Here’s a good one: His health was deteriorating after so many years of working with asbestos and he was on full oxygen, but stayed active until the end.
A friend of his had Notre Dame tickets and he was so excited to see his favorite team on a sun-splashed autumn afternoon in South Bend. But just minutes before the game while tailgating he was stung by a bee and almost lost consciousness.
The paramedics quickly arrived and wanted to take my 70-year-old dad to a nearby emergency room.
“Do you know how tough these tickets are to get?” he told the wide-eyed EMTs as he struggled to his feet and untangled the air hoses. “I’m not going to miss the opening kickoff if it kills me!”
“Well, it just might,” one of the responders said, shaking his head and trying to hide a smile as my dad hustled toward the turnstiles.

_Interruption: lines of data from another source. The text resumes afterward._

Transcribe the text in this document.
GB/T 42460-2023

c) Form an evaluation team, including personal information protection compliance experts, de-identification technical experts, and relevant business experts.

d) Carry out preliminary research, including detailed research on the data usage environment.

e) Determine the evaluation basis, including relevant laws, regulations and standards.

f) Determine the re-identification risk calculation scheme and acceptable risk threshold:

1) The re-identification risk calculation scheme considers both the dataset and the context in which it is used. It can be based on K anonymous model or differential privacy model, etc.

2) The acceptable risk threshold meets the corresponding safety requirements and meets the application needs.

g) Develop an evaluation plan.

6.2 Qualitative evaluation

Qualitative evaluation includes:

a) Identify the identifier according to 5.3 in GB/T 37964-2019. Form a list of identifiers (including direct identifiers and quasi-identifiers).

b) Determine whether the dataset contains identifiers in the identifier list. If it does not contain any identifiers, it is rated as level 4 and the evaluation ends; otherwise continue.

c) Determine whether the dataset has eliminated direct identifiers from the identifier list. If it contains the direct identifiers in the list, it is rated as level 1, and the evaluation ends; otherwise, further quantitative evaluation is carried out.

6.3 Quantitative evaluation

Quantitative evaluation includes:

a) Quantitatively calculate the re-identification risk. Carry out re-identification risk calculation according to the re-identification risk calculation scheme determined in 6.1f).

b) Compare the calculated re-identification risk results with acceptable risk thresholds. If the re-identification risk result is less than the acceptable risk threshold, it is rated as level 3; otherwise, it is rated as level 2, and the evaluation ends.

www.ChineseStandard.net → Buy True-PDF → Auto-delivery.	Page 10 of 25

I’m not sure if Notre Dame won that day or not. My dad, as passionate of a fan as you could ever imagine, still would always say, win or lose, that it’s only a game.
I think about my dad every single day, but I especially miss him when the Fighting Irish football team is racing onto the emerald field and the magical fight song is blaring and the fans of all ages are cheering wildly.
“…while her loyal sons are marching onward to victory!”
On Jan. 7, 2013, 11 years and five days after his death, I’ll be with my dad watching Notre Dame play for the national championship.
I sure hope we can beat Alabama for the title, but then again it is only a game. Especially compared to the memories of my all-time hero Bob Fitzgerald, the Fighting Irish guy himself.